Elsfleth - Ein freundliches und fünffaches „Moin“ machte den Erstsemestern des Fachbereichs Seefahrt und Logistik klar, dass sie sich für ein Studium in einem norddeutschen Landstrich entschieden haben. Traditionell hatten die fünf maritimen Vereine – gebündelt im „Elsflether Schifffahrtsforum“ – die neuen Studierenden zu einer Informationsrunde in das Gebäude des Schiffsführungssimulators eingeladen.
Das erste „Moin“ und ein herzliches Willkommen entbot der Sprecher des Schifffahrtsforums, Erhard Bülow.
Fuchs: Angebote nutzen
Als zweite Sprecherin machte die designierte Bürgermeisterin Brigitte Fuchs in Vertretung für Bürgermeisterin Traute von der Kammer – die aus privaten Gründen verhindert war – den neuen Studenten die Elsflether Schokoladenseiten schmackhaft. Fuchs riet den jungen Frauen und Männern, die vielfältigen Vereinsangebote zu nutzen, sich auf das Fahrrad zu schwingen, um die Moorriemer Fachwerkdörfer, den Elsflether Sand, die Moorlandschaften und nicht zuletzt den Badestrand „Klein Mallorca“ am Weserufer kennen zu lernen.
Weiter wünschte sich Fuchs, dass möglichst viele Studierende Elsfleth als ersten Wohnsitz wählen würden. Fuchs: „Dafür gibt es ein Begrüßungsgeld von 100 Euro!“
Eine „tolle Studienzeit“ wünschten auch die Vertreter der maritimen Vereine, die das Treffen dazu nutzten, bei den Neuen um künftige Mitglieder zu werben.
Die Nautische Verbindung „Roter Sand“ wurde vom Chiefmate Alexander Gebsattel vorgestellt. „Unter dem weltbekannten Symbol des Leuchtturms pflegen wir die nautischen Traditionen und wir sind offen für alle Studierenden der diversen Studiengänge“, sagte Gebsattel. Unter den derzeit 138 Mitgliedern des „Roten Sand“ befinden sich aktuell 26 Studierende.
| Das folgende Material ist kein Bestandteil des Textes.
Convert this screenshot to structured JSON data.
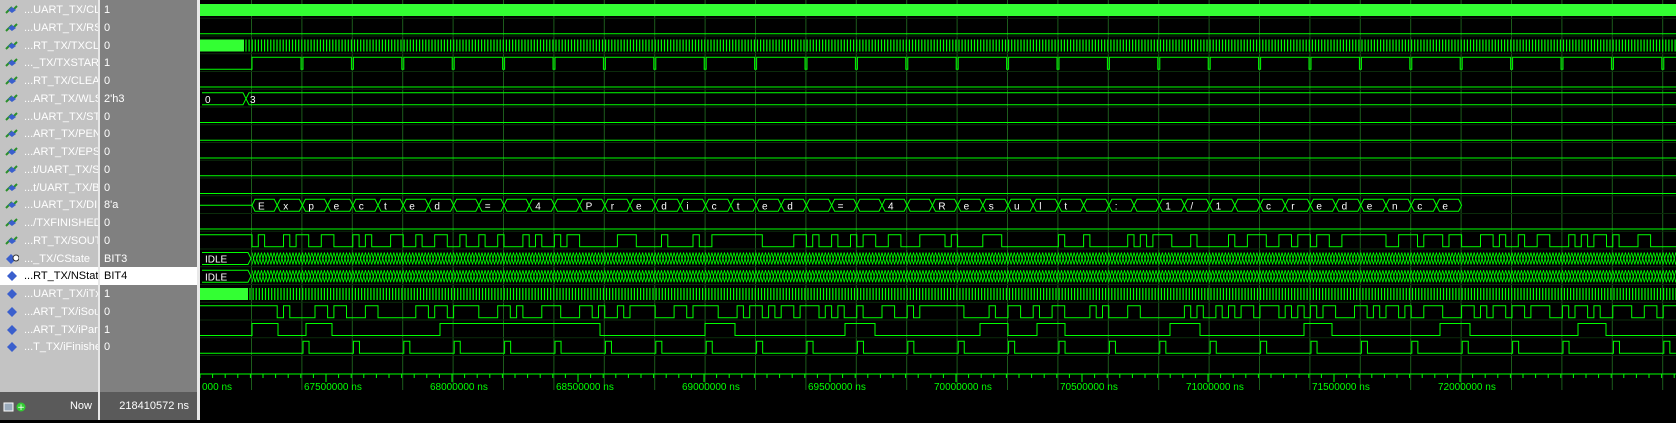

Präside Stefan Allmedinger warb für den Eintritt in die Nautische Kameradschaft „Visurgis“. Die „nicht schlagende und unpolitische“ Kameradschaft steht ausschließlich den Nautikstudierenden zur Verfügung. Am kommenden Freitag wird in der „Kogge“ die Semesterantrittskneipe mit „Gesang, Schnack, Spaß und ein wenig Bier“ veranstaltet.
Allmedinger ermunterte die Neuen zum Austausch mit den „alten Herren“, die gerne ihre Erfahrungen an die jüngere Generation weiter geben würden.
Für den Schulschiffverein „Großherzogin Elisabeth“ und den Nautischen Verein Niedersachsen warb Kapitän Johannes Reifig. Fahrten auf der „Lissi“ stünden allen offen, die ein Faible für traditionelle Seemannschaft hätten, sagte Reifig. An Bord des Schulschiffs könnten die Studierenden auch die begehrten Social Credit Points erwerben.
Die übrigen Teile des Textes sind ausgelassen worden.